About Two-Thirds of Psych Findings Hold Up in Top Journals

Studies in top-tier outlets are not exempt from concerns about reproducibility.

Posted Aug 27, 2018

VikiVector/Shutterstock
Source: VikiVector/Shutterstock

A team of scientists that sought to repeat 21 experimental psychology findings published in the renowned journals Science and Nature were able to replicate 13 of them.

Psychology has been in the throes of a movement to recognize and reform problematic practices that lead to unreliable results. Insights from even the most highly regarded journals are not immune to these obstacles, demonstrating the importance of continuing to implement policies that make new scientific findings more trustworthy.

“We’re all going to be striving for that counterintuitive, surprising result. That’s not a bad thing in science, because that’s how science breaks boundaries,” said Brian Nosek, the study’s lead author and a professor of psychology at the University of Virginia. “The key is recognizing and embracing the uncertainty of that, and it’s OK if some turn out to be wrong.” What the latest test shows, he explained in a web conference last week, “is that we can get a lot more efficient at identifying false leads rather than having them perseverate because we never bothered to replicate them in the first place.”

An international team of scientists reviewed every social science paper published in Science and Nature between 2010 and 2015. They planned to replicate a subset of studies that included an experimental intervention, generated a significant result, and were performed on a group of participants.

The team recreated the experimental design as closely as possible and worked with the original authors to do so.
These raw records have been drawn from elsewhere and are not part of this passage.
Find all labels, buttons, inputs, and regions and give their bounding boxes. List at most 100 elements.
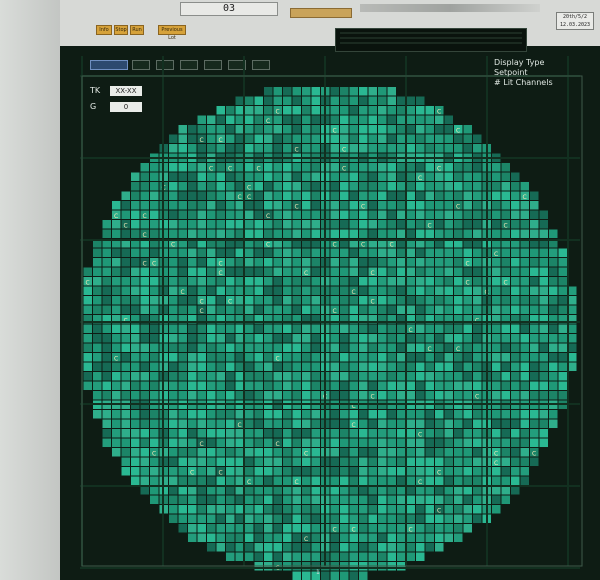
die-cell: [473, 182, 482, 191]
die-cell: [264, 134, 273, 143]
die-cell: [245, 467, 254, 476]
die-cell: [416, 343, 425, 352]
die-cell: [425, 134, 434, 143]
die-cell: [302, 172, 311, 181]
die-cell: [463, 381, 472, 390]
die-cell: [511, 201, 520, 210]
die-cell: [302, 248, 311, 257]
die-cell: [416, 182, 425, 191]
die-cell: [207, 220, 216, 229]
die-cell: [178, 524, 187, 533]
die-marker: C: [152, 261, 156, 268]
die-cell: [150, 296, 159, 305]
die-cell: [387, 495, 396, 504]
die-cell: [378, 324, 387, 333]
die-cell: [188, 343, 197, 352]
die-cell: [178, 248, 187, 257]
die-cell: [311, 524, 320, 533]
die-cell: [330, 391, 339, 400]
die-cell: [292, 210, 301, 219]
die-cell: [520, 229, 529, 238]
die-cell: [435, 391, 444, 400]
die-cell: [216, 495, 225, 504]
die-cell: [131, 220, 140, 229]
tk-field[interactable]: XX-XX: [110, 86, 142, 96]
die-cell: [435, 220, 444, 229]
die-cell: [188, 353, 197, 362]
die-cell: [207, 267, 216, 276]
die-cell: [368, 543, 377, 552]
die-marker: C: [124, 223, 128, 230]
die-cell: [150, 495, 159, 504]
die-cell: [454, 229, 463, 238]
g-field[interactable]: 0: [110, 102, 142, 112]
die-cell: [235, 125, 244, 134]
die-cell: [188, 476, 197, 485]
die-cell: [207, 229, 216, 238]
die-cell: [349, 514, 358, 523]
die-cell: [207, 258, 216, 267]
die-cell: [216, 324, 225, 333]
die-cell: [340, 448, 349, 457]
die-cell: [397, 182, 406, 191]
die-cell: [549, 334, 558, 343]
die-cell: [169, 324, 178, 333]
info-button[interactable]: Info: [96, 25, 112, 35]
die-cell: [349, 210, 358, 219]
die-cell: [302, 571, 311, 580]
die-cell: [530, 220, 539, 229]
die-cell: [302, 106, 311, 115]
die-cell: [463, 229, 472, 238]
die-cell: [102, 220, 111, 229]
die-cell: [311, 248, 320, 257]
die-cell: [131, 476, 140, 485]
die-cell: [264, 514, 273, 523]
die-cell: [235, 391, 244, 400]
die-cell: [368, 125, 377, 134]
die-cell: [207, 391, 216, 400]
die-cell: [83, 334, 92, 343]
die-cell: [539, 267, 548, 276]
die-cell: [463, 125, 472, 134]
die-cell: [273, 267, 282, 276]
die-cell: [387, 106, 396, 115]
die-cell: [435, 362, 444, 371]
die-cell: [378, 543, 387, 552]
die-cell: [378, 438, 387, 447]
die-cell: [188, 305, 197, 314]
die-cell: [207, 419, 216, 428]
die-cell: [340, 87, 349, 96]
die-cell: [501, 305, 510, 314]
die-cell: [406, 457, 415, 466]
stop-button[interactable]: Stop: [114, 25, 128, 35]
die-cell: [245, 134, 254, 143]
die-cell: [283, 106, 292, 115]
die-cell: [254, 524, 263, 533]
die-cell: [302, 125, 311, 134]
run-button[interactable]: Run: [130, 25, 144, 35]
die-cell: [131, 210, 140, 219]
die-cell: [245, 391, 254, 400]
die-cell: [264, 533, 273, 542]
die-cell: [254, 201, 263, 210]
die-cell: [454, 267, 463, 276]
die-cell: [302, 305, 311, 314]
die-cell: [311, 353, 320, 362]
die-cell: [406, 543, 415, 552]
die-cell: [330, 533, 339, 542]
die-cell: [292, 296, 301, 305]
die-cell: [406, 362, 415, 371]
die-cell: [397, 277, 406, 286]
die-cell: [340, 533, 349, 542]
die-cell: [207, 277, 216, 286]
die-cell: [530, 258, 539, 267]
die-cell: [340, 277, 349, 286]
die-cell: [340, 372, 349, 381]
die-cell: [254, 296, 263, 305]
die-cell: [387, 286, 396, 295]
die-cell: [131, 353, 140, 362]
die-cell: [283, 324, 292, 333]
die-cell: [188, 457, 197, 466]
previous-lot-button[interactable]: Previous Lot: [158, 25, 186, 41]
die-cell: [435, 229, 444, 238]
They also registered the study protocol, design, and analysis on the Open Science Framework, a system designed to increase reliability and transparency in science. They conducted each study with five times more people than the original so that the investigation would be especially sensitive to detecting any experimental effect.

The team successfully replicated 13 of the study findings, or 62 percent. The remaining eight studies failed to replicate. Past replication initiatives have produced a range of results, and the team estimates that psychology’s rate of reproducibility currently lies between 35 percent and 75 percent. The scientists also discovered that the strength of the experimental effects were about half of what they were in the original studies. The results were published today in the journal Nature Human Behaviour.

Many pieces have contributed to the problems with replication. Scientists typically have flexibility in how they analyze experimental data, and by trying different approaches, they can consciously or unconsciously nudge the findings toward the threshold for statistical significance. Researchers may also alter a hypothesis after seeing the results, which has the effect of weaving whatever significant results they found into a compelling narrative. They are not required to make their data available, which can lead questionable behavior to go unchecked. Perhaps most importantly, scientists and journal editors are incentivized to publish as many novel, flashy findings as possible—rather than replicate previous findings to ensure reliability.

These elements lead to novel results and strong effects being reported at a misleadingly high rate. This is illustrated by the fact that the average size of the effects was half as large in the replicated studies than it was originally. “This is a very consistent theme in replication,” said Sanjay Srivastava, a professor of psychology at the University of Oregon, who was not involved with the research. “If studies sometimes overshoot and sometimes undershoot, then it should be 50/50. But that’s not at all the case.”

The team also devised an experiment to see whether psychologists could detect solid, rigorous results. A group of 200 researchers bet on which studies would or would not hold up to scrutiny. The probability that a study would replicate correctly predicted the outcome for 18 of the 21 studies.

“As a community, we’re not totally stumbling around in the dark when it comes to what’s going to replicate,” Will Gervais, an associate professor of psychology at the University of Kentucky, said in the web conference. “You could potentially train peer reviewers to look out for the patterns people are picking up on. That way hopefully we can weed out some of these false positives before they pollute the literature.”

Gervais authored one of the studies that failed to replicate. The paper was published in Science in 2012, and it showed that analytic thinking suppressed belief in religion. At the time, concerns about bolstering credibility had not yet permeated the field. Now he recognizes that the experiment was fairly weak and didn’t hold up as well as other ideas throughout his career.

“Our study, in hindsight, was outright silly. It was a really tiny [number of participants] and just barely significant—kind of par for the course before we started taking replicability seriously,” Gervais said. “One of the best things coming out of the whole replicability movement is that it’s nudging reviewers and editors to be more savvy about what we should publish and endorse in the first place.”

The field has come a long way toward strengthening the credibility of new research. Solutions include testing experiments on larger numbers of people, creating a stricter threshold for statistical significance, making data publicly available, continuing replication efforts, and publicly preregistering the plan for a study before conducting it, which limits the sort of researcher flexibility that leads to false positives. The Open Science Framework was created in 2012 and now includes registrations of more than 20,000 studies, according to Nosek, who is executive director of the Center for Open Science. The rate has doubled each year since its creation. 

“This study is really good motivation to continue pressing journals to update their policies and to change incentives so scientists will be rewarded for more of these practices,” Srivastava said. “It’s like pushing your car when it’s stalled. The car is moving, but you have to keep pushing, or else it’s going to stop.”